A lisonja pareceu-me simples cortesia. Vamos ao caso. Coutinho mostrou a intimação da Delegacia de Falsificações e Defraudações em Geral. Disse que fora obrigado, – “por carência mesmo doutor”, a pagar uma dívida com um cheque borracha. – “Meus irmãos de criação me tocaram pra rua no dia seguinte que a mãe morreu. Ela me pegou pra criar desde criança”.
Fomos andando até a delegacia, na Saldanha Marinho. Não havia inquérito. Coutinho falou com o credor e deu em troca do cheque uma promissória para trinta dias. O valor era bem maior que a dívida.
Caso resolvido. Na volta ele exagerou nos elogios e perguntou se eu atendia inventário. Doce palavra! A mãe de criação prometera incluí-lo no testamento. – Mas os miseráveis não me deixaram ver nada”. Disse que voltaria na semana para os detalhes e trazer – “pra começo” … A importância era tão grande que fez tremer minhas pernas. – “Quanto lhe devo pelo serviço de hoje doutor?” Ora! Ali estava um cliente que merecia honorário reduzidíssimo: meio salário mínimo. Agradeceu, tirou uma folha do talonário, preencheu e assinou o cheque. – Até a semana doutor”.

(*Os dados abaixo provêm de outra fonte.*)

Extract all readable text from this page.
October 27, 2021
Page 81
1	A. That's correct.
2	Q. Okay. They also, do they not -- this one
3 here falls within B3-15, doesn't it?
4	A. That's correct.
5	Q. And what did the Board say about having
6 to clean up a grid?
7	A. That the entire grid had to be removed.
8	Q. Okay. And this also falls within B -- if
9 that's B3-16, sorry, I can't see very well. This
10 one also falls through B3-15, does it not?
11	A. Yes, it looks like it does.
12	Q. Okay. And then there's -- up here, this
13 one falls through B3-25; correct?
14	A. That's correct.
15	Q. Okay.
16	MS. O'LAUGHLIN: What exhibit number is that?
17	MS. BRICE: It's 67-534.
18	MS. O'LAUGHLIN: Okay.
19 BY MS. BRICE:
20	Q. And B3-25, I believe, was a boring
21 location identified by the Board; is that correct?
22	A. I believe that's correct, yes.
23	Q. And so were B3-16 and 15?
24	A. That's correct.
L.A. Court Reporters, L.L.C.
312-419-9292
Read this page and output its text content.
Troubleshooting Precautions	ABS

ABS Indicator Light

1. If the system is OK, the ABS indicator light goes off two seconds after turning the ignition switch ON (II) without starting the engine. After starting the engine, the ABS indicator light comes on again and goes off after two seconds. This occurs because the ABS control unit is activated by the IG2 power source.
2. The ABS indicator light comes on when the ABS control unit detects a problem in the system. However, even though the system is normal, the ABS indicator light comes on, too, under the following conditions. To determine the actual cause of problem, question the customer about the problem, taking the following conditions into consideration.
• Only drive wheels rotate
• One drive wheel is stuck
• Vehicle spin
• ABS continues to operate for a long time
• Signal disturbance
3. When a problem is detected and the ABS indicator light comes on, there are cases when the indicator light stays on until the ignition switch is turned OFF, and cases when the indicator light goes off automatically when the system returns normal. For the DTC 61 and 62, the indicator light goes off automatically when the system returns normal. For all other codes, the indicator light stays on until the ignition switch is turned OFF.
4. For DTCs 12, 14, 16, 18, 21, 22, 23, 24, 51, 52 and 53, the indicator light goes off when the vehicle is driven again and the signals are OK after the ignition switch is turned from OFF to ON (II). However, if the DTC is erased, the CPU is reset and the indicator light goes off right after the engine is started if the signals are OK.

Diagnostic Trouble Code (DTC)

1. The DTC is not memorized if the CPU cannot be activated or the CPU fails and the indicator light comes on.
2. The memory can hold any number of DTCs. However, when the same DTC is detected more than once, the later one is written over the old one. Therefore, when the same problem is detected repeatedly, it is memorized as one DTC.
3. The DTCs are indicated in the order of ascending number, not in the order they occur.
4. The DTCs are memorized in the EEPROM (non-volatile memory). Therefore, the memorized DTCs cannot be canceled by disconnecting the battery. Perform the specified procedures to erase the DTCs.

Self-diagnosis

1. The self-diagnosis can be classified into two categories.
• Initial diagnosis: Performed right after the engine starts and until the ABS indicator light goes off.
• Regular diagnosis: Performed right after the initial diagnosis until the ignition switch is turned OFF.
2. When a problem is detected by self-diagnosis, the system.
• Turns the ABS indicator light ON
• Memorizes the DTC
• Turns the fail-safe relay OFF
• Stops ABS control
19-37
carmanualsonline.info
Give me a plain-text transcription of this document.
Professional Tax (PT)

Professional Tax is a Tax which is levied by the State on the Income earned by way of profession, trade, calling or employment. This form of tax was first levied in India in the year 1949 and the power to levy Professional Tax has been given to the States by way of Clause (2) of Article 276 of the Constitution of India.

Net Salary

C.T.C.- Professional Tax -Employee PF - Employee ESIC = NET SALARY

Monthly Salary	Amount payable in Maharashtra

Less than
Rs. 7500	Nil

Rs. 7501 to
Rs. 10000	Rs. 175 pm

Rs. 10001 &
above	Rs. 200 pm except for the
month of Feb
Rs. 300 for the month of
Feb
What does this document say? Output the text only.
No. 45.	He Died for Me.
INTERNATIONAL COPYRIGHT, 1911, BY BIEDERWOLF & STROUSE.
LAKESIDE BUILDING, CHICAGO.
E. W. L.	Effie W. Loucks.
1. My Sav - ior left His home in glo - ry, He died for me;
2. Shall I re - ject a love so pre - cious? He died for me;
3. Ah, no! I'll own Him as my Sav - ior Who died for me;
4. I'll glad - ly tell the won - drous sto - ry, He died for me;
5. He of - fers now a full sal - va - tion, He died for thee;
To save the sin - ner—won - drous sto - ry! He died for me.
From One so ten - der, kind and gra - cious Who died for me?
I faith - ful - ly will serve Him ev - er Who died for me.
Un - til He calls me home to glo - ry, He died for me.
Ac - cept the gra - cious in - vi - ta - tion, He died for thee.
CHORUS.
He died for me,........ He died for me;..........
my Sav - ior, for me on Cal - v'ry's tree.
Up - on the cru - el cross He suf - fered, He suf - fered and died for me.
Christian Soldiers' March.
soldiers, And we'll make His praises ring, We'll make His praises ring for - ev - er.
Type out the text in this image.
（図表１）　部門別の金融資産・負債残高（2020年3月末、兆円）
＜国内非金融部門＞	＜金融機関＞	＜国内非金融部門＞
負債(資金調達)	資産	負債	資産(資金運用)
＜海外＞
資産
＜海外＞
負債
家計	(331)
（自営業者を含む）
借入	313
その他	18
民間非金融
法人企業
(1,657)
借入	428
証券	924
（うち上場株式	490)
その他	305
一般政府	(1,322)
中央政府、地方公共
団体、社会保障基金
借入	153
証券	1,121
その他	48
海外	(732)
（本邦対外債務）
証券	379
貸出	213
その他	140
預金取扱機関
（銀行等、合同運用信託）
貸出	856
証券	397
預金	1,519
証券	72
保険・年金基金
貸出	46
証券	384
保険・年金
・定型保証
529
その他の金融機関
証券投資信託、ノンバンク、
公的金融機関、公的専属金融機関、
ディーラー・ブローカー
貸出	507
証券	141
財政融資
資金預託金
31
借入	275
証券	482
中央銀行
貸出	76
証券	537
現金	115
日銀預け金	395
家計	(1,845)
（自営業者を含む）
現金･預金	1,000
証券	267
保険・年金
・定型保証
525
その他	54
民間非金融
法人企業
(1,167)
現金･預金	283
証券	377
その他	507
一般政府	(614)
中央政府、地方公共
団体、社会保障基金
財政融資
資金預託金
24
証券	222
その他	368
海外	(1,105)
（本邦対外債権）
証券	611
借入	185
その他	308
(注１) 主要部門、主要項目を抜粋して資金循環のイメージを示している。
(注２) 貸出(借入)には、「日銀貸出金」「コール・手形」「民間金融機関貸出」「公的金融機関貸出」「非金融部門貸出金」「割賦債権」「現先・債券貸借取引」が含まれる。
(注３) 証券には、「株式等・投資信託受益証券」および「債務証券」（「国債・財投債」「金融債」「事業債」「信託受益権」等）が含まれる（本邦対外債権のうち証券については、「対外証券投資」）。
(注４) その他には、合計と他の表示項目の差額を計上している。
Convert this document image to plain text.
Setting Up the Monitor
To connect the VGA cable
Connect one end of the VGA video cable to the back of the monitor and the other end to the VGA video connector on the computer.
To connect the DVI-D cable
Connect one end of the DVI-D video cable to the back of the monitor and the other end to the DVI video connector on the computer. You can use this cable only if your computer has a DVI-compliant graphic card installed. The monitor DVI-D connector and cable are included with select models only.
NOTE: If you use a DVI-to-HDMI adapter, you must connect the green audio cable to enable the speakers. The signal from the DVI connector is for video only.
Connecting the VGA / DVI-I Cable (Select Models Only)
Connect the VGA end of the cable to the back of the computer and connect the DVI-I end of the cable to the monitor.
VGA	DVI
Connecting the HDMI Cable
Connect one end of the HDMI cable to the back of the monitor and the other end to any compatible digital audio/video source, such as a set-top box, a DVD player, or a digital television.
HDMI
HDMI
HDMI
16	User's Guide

Há muitos dias não aparecia ninguém. Fui quase correndo ao Bamerindus, esquina da Ébano Pereira com a XV. Entreguei o cheque para uma funcionária no balcão. Ela olhou para mim, olhou para o cheque e para o homem que parecia ser seu chefe. E disse as palavras que jamais esquecerei: – “Seu Lauro, mais um do Coutinho!”.
O inventário em Ponta Grossa era simples miragem.
“A mentira é uma verdade que se esqueceu de acontecer”
Mário Quintana (1906-1994). Poeta, tradutor e jornalista.